Publicly traded company (NYSE symbol: TNM) in the book publishing industry. Largest English language publisher of Bibles and inspirational (Christian) titles.

Started by bookseller Thomas Nelson in Edinburgh, Scotland, in 1798, the company focused on Nelson's mission of providing Christian works and classic literature inexpensively to the common folk. With innovations such as travelling sales reps and the rotary printing press, the business expanded quickly. Nelson's son, Thomas, Jr., opened a London office in 1750 and a New York office in 1854 (the first British publisher to establish a branch in the United States). Despite a fire in 1878 which destroyed their Edinburgh headquarters completely, the business managed to bounce back and expand its reach.
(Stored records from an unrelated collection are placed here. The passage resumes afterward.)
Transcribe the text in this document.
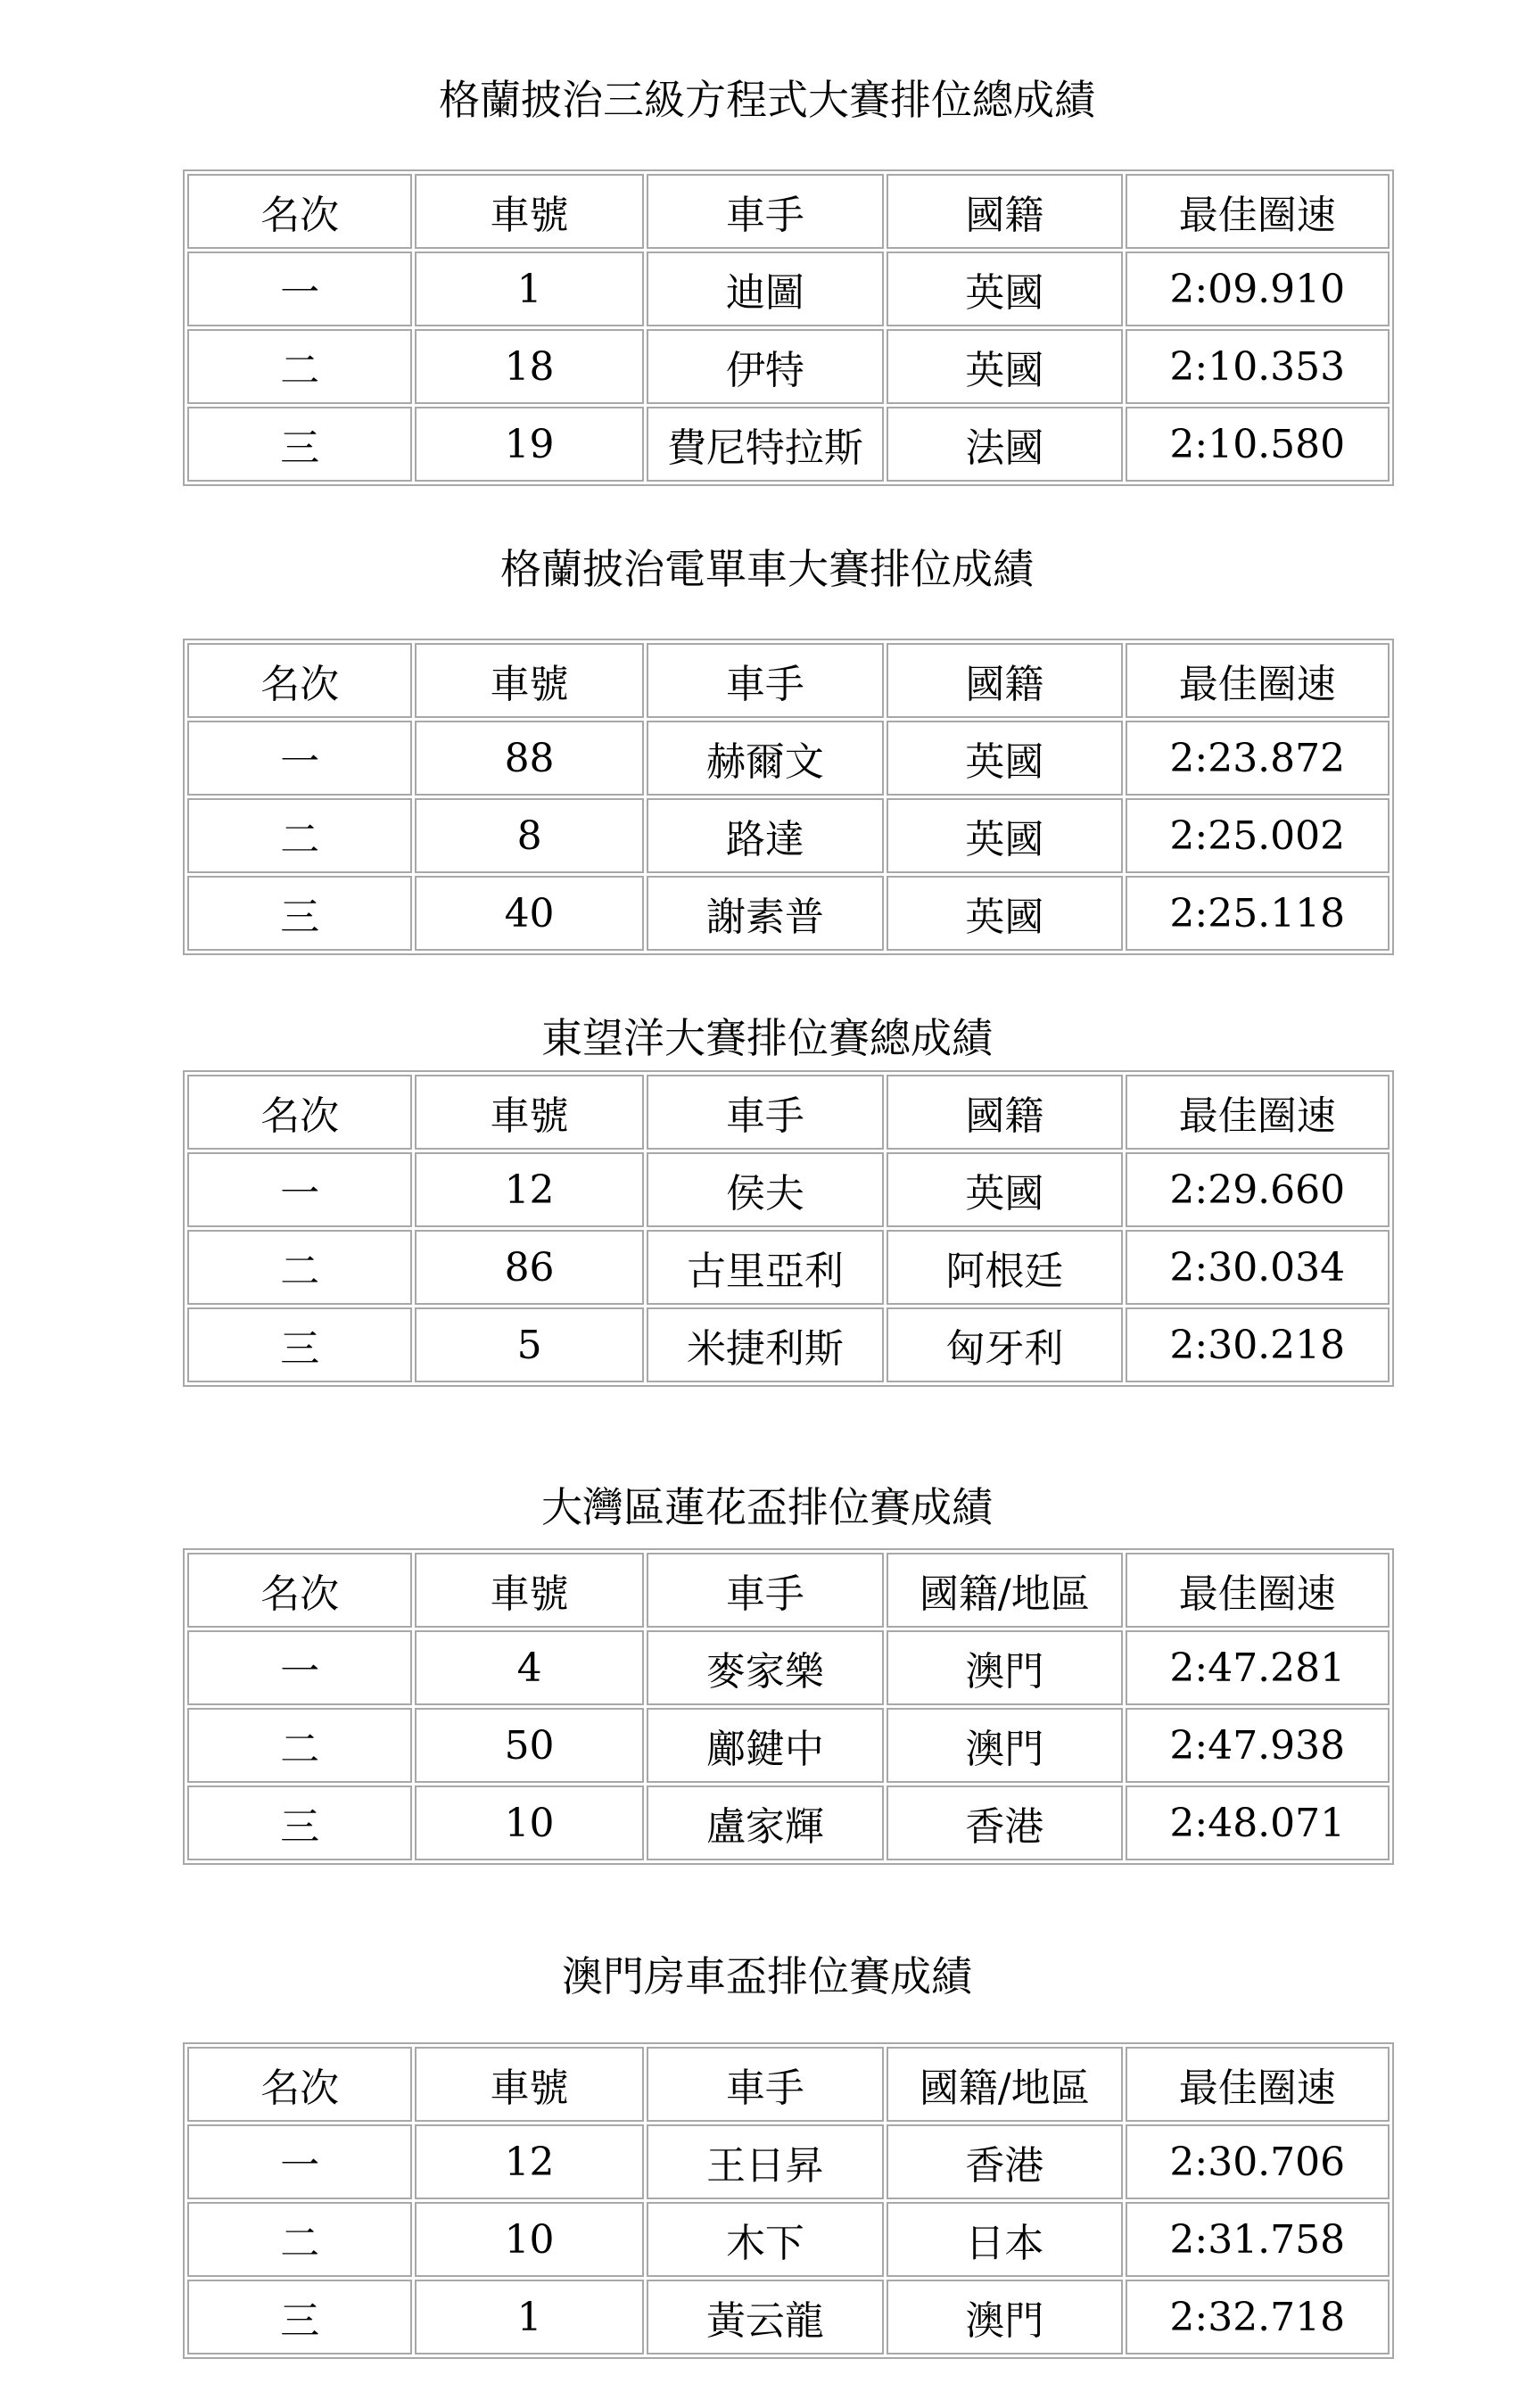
格蘭披治三級方程式大賽排位總成績
名次	車號	車手	國籍	最佳圈速
一	1	迪圖	英國	2:09.910
二	18	伊特	英國	2:10.353
三	19	費尼特拉斯	法國	2:10.580
格蘭披治電單車大賽排位成績
名次	車號	車手	國籍	最佳圈速
一	88	赫爾文	英國	2:23.872
二	8	路達	英國	2:25.002
三	40	謝素普	英國	2:25.118
東望洋大賽排位賽總成績
名次	車號	車手	國籍	最佳圈速
一	12	侯夫	英國	2:29.660
二	86	古里亞利	阿根廷	2:30.034
三	5	米捷利斯	匈牙利	2:30.218
大灣區蓮花盃排位賽成績
名次	車號	車手	國籍/地區	最佳圈速
一	4	麥家樂	澳門	2:47.281
二	50	鄺鍵中	澳門	2:47.938
三	10	盧家輝	香港	2:48.071
澳門房車盃排位賽成績
名次	車號	車手	國籍/地區	最佳圈速
一	12	王日昇	香港	2:30.706
二	10	木下	日本	2:31.758
三	1	黃云龍	澳門	2:32.718
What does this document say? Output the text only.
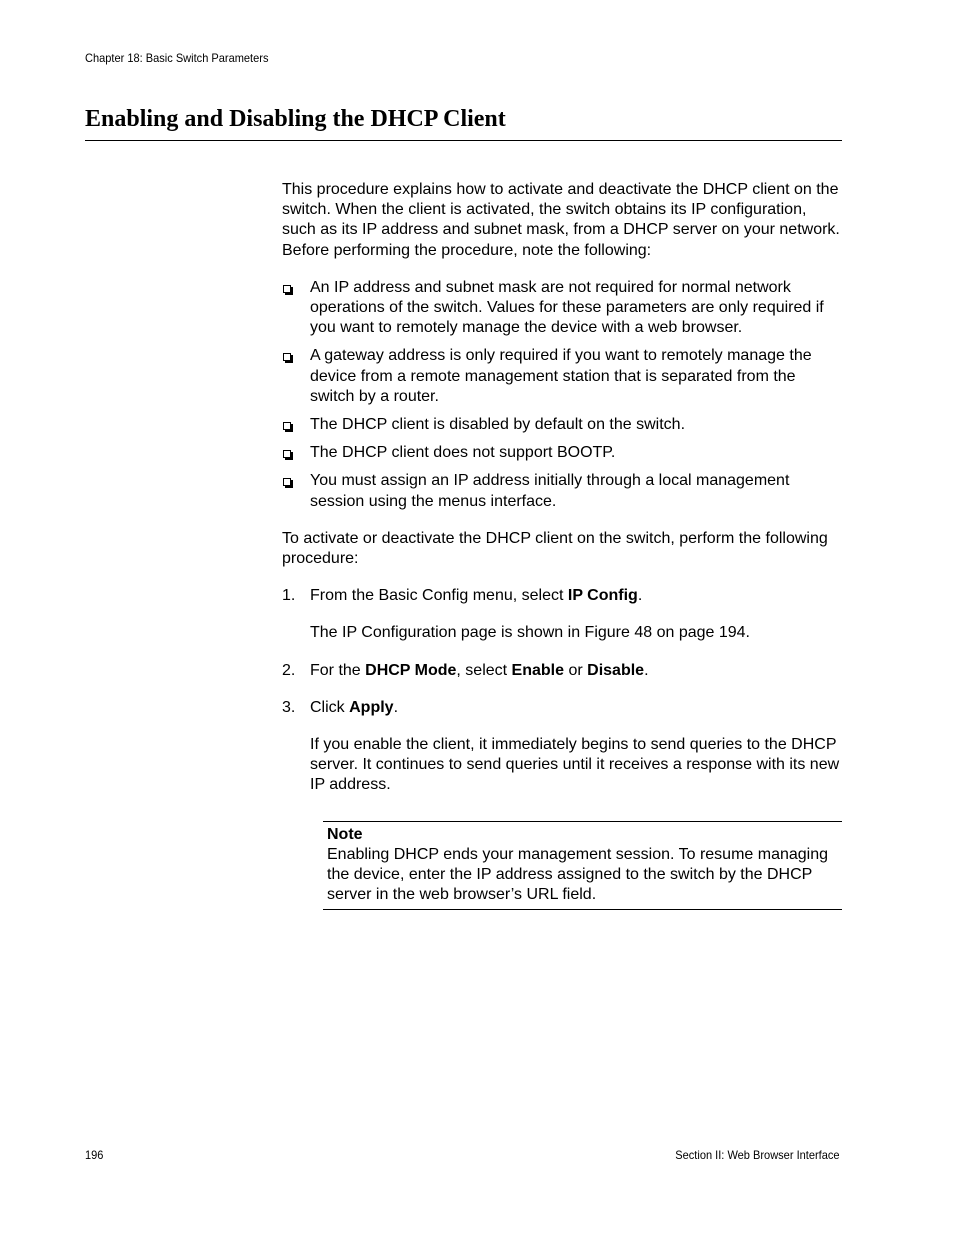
Chapter 18: Basic Switch Parameters
Enabling and Disabling the DHCP Client

This procedure explains how to activate and deactivate the DHCP client on the switch. When the client is activated, the switch obtains its IP configuration, such as its IP address and subnet mask, from a DHCP server on your network. Before performing the procedure, note the following:

An IP address and subnet mask are not required for normal network operations of the switch. Values for these parameters are only required if you want to remotely manage the device with a web browser.
A gateway address is only required if you want to remotely manage the device from a remote management station that is separated from the switch by a router.
The DHCP client is disabled by default on the switch.
The DHCP client does not support BOOTP.
You must assign an IP address initially through a local management session using the menus interface.

To activate or deactivate the DHCP client on the switch, perform the following procedure:

1. From the Basic Config menu, select IP Config.

The IP Configuration page is shown in Figure 48 on page 194.

2. For the DHCP Mode, select Enable or Disable.

3. Click Apply.

If you enable the client, it immediately begins to send queries to the DHCP server. It continues to send queries until it receives a response with its new IP address.

Note
Enabling DHCP ends your management session. To resume managing the device, enter the IP address assigned to the switch by the DHCP server in the web browser’s URL field.
196	Section II: Web Browser Interface
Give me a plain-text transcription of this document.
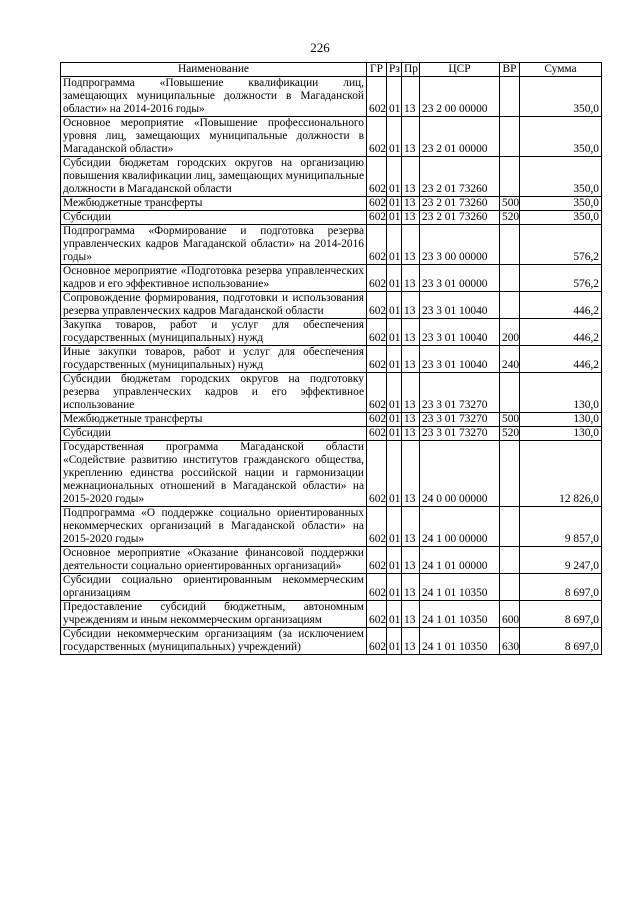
226
Наименование	ГР	Рз	Пр	ЦСР	ВР	Сумма
Подпрограмма «Повышение квалификации лиц, замещающих муниципальные должности в Магаданской области» на 2014-2016 годы»	602	01	13	23 2 00 00000		350,0
Основное мероприятие «Повышение профессионального уровня лиц, замещающих муниципальные должности в Магаданской области»	602	01	13	23 2 01 00000		350,0
Субсидии бюджетам городских округов на организацию повышения квалификации лиц, замещающих муниципальные должности в Магаданской области	602	01	13	23 2 01 73260		350,0
Межбюджетные трансферты	602	01	13	23 2 01 73260	500	350,0
Субсидии	602	01	13	23 2 01 73260	520	350,0
Подпрограмма «Формирование и подготовка резерва управленческих кадров Магаданской области» на 2014-2016 годы»	602	01	13	23 3 00 00000		576,2
Основное мероприятие «Подготовка резерва управленческих кадров и его эффективное использование»	602	01	13	23 3 01 00000		576,2
Сопровождение формирования, подготовки и использования резерва управленческих кадров Магаданской области	602	01	13	23 3 01 10040		446,2
Закупка товаров, работ и услуг для обеспечения государственных (муниципальных) нужд	602	01	13	23 3 01 10040	200	446,2
Иные закупки товаров, работ и услуг для обеспечения государственных (муниципальных) нужд	602	01	13	23 3 01 10040	240	446,2
Субсидии бюджетам городских округов на подготовку резерва управленческих кадров и его эффективное использование	602	01	13	23 3 01 73270		130,0
Межбюджетные трансферты	602	01	13	23 3 01 73270	500	130,0
Субсидии	602	01	13	23 3 01 73270	520	130,0
Государственная программа Магаданской области «Содействие развитию институтов гражданского общества, укреплению единства российской нации и гармонизации межнациональных отношений в Магаданской области» на 2015-2020 годы»	602	01	13	24 0 00 00000		12 826,0
Подпрограмма «О поддержке социально ориентированных некоммерческих организаций в Магаданской области» на 2015-2020 годы»	602	01	13	24 1 00 00000		9 857,0
Основное мероприятие «Оказание финансовой поддержки деятельности социально ориентированных организаций»	602	01	13	24 1 01 00000		9 247,0
Субсидии социально ориентированным некоммерческим организациям	602	01	13	24 1 01 10350		8 697,0
Предоставление субсидий бюджетным, автономным учреждениям и иным некоммерческим организациям	602	01	13	24 1 01 10350	600	8 697,0
Субсидии некоммерческим организациям (за исключением государственных (муниципальных) учреждений)	602	01	13	24 1 01 10350	630	8 697,0
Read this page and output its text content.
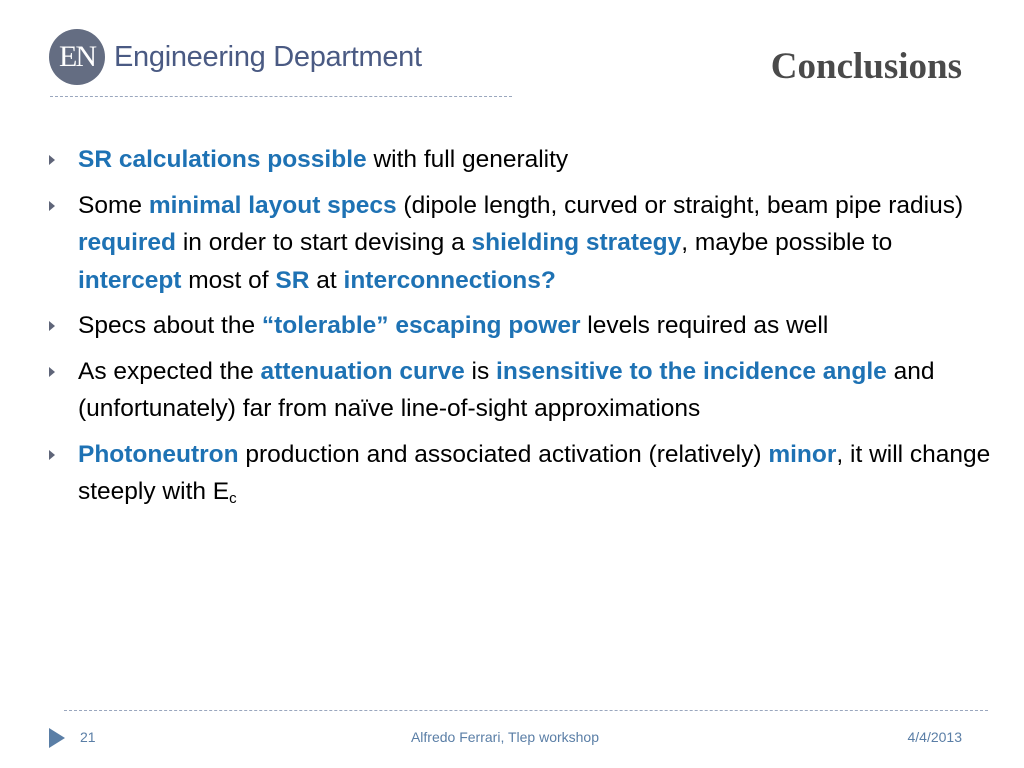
EN Engineering Department	Conclusions
SR calculations possible with full generality
Some minimal layout specs (dipole length, curved or straight, beam pipe radius) required in order to start devising a shielding strategy, maybe possible to intercept most of SR at interconnections?
Specs about the “tolerable” escaping power levels required as well
As expected the attenuation curve is insensitive to the incidence angle and (unfortunately) far from naïve line-of-sight approximations
Photoneutron production and associated activation (relatively) minor, it will change steeply with $E_c$
21	Alfredo Ferrari, Tlep workshop	4/4/2013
In World War 2, the company's London plant was bombed to rubble. After the war the company's focus turned to coffee table books and the United Kingdom textbook market, facing stronger competition. Meanwhile, the American religious market remained strong (The American branch of the company had remarkable success with its Bibles: the American Standard Version in 1901, the Revised Standard Version of the New Testament in 1946 and the complete RSV Bible in 1952). In 1960, the company merged with The Thomson Organization, which sold off the Edinburgh printing and binding operations. In 1969, the company was bought by Sam Moore, a former Bible salesman who owned Royal Publishing, and wanted to return to the founder's mission for the company. Under his ownership, the company becomes the premier publisher of Bibles in English (11 translations in 1500 editions), publishes a new translation of the Bible, the New King James Version (1976), and acquires other religious publishing interests, including Editorial Caribe in 1991 (to expand into the Spanish language market) and Word Publishing in 1992. The company's acquisition of C. R. Gibson in 1995 put it into the gift and stationery market-- now responsible for a third of the company revenue. However, it took a sound drubbing in fiscal year 2000 when the merchandising for Dreamworks SKG's The Prince of Egypt never took off. The company is looking to recover by outsourcing its manufacturing and fabrication. Thomas Nelson interests also include Rutledge Hill Press, J. Countryman, Nelson Reference and Electronic Publishing, and Tommy Nelson.